Keine Macht den Dogmen!

Zur heutigen Demonstration anlässlich des Papstbesuches erklärt der Landesvorsitzende der Partei DIE LINKE. Berlin, Klaus Lederer:

DIE LINKE nimmt den heutigen Besuch von Papst Benedikt XVI. zum Anlass, um gegen die die rigide und repressive Sexualmoral der katholischen Kirche und ihre anhaltend rückwärtsgewandten Positionen zur Gleichstellung der Geschlechter zu protestieren.

Der amtierende Papst beharrt bei Fragen der Homosexualität, Abtreibung und der Benutzung von Verhütungsmitteln auf der Beibehaltung der bestehenden Dogmen, ganz egal, wie viel menschliches Leid daraus erwächst. Stattdessen tat sich Benedikt XVI. damit hervor, erzreaktionäre Kirchenfunktionäre zu rehabilitieren.

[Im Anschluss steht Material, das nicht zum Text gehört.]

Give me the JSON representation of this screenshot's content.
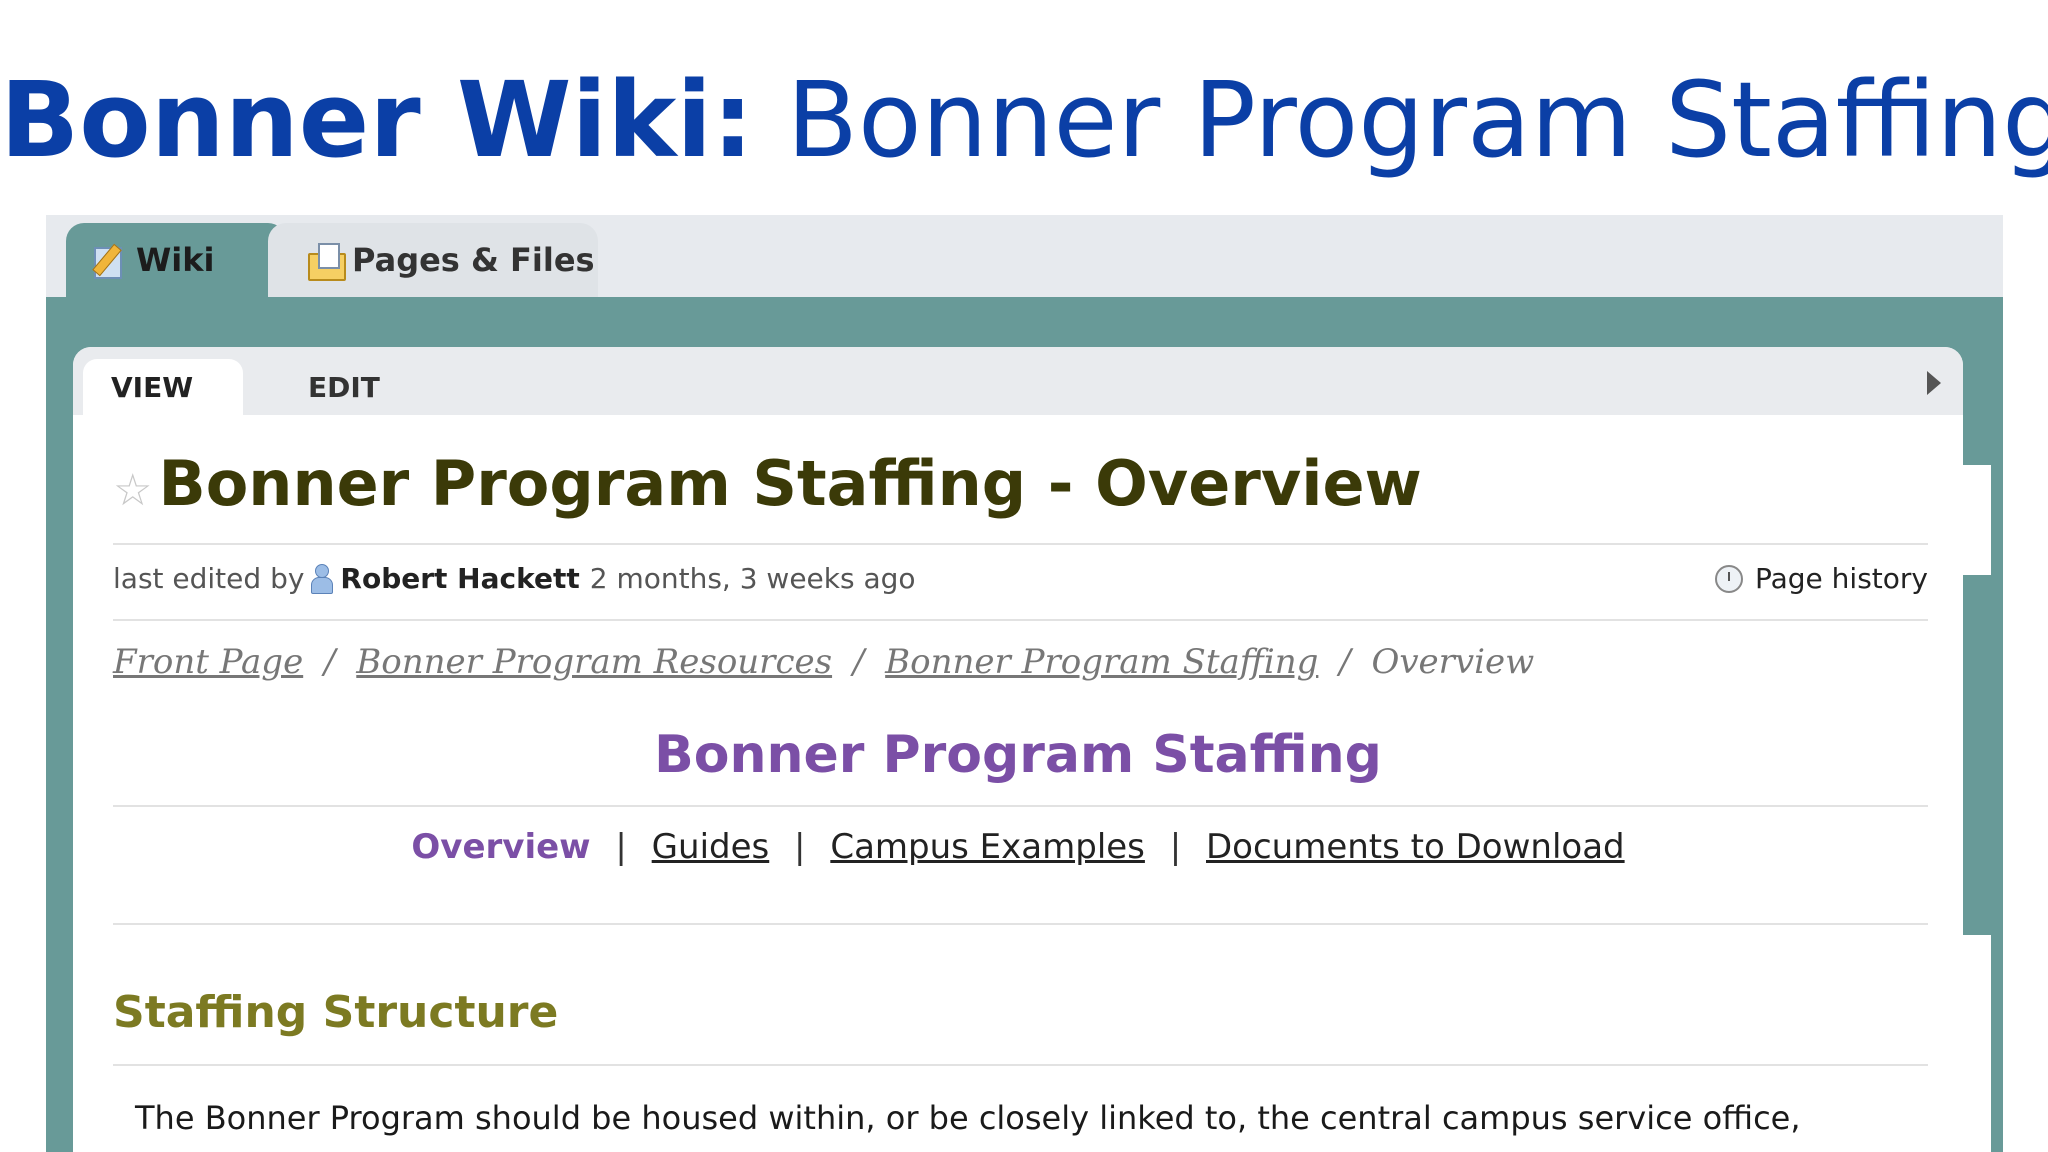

Unser Protest richtet sich auch dagegen, dass dem Papst im Bundestag ein privilegiertes Rederecht eingeräumt wird. Das widerspricht der Trennung von Staat und Kirche. Das lässt sich auch nicht mit der Behauptung kaschieren, der Papst spreche als Staatsoberhaupt und nicht als Religionsführer. Der Vatikan hat keinerlei demokratische Verfassung, sein Staatscharakter ist rein historisch überkommen.

Aus all diesen Gründen wird DIE LINKE. Berlin sich an der heutigen Demonstration »Keine Macht den Dogmen!« beteiligen. Übrigens als einzige Partei, nicht nur mit einzelnen Vertreterinnen und Vertretern, sondern als Landesverband.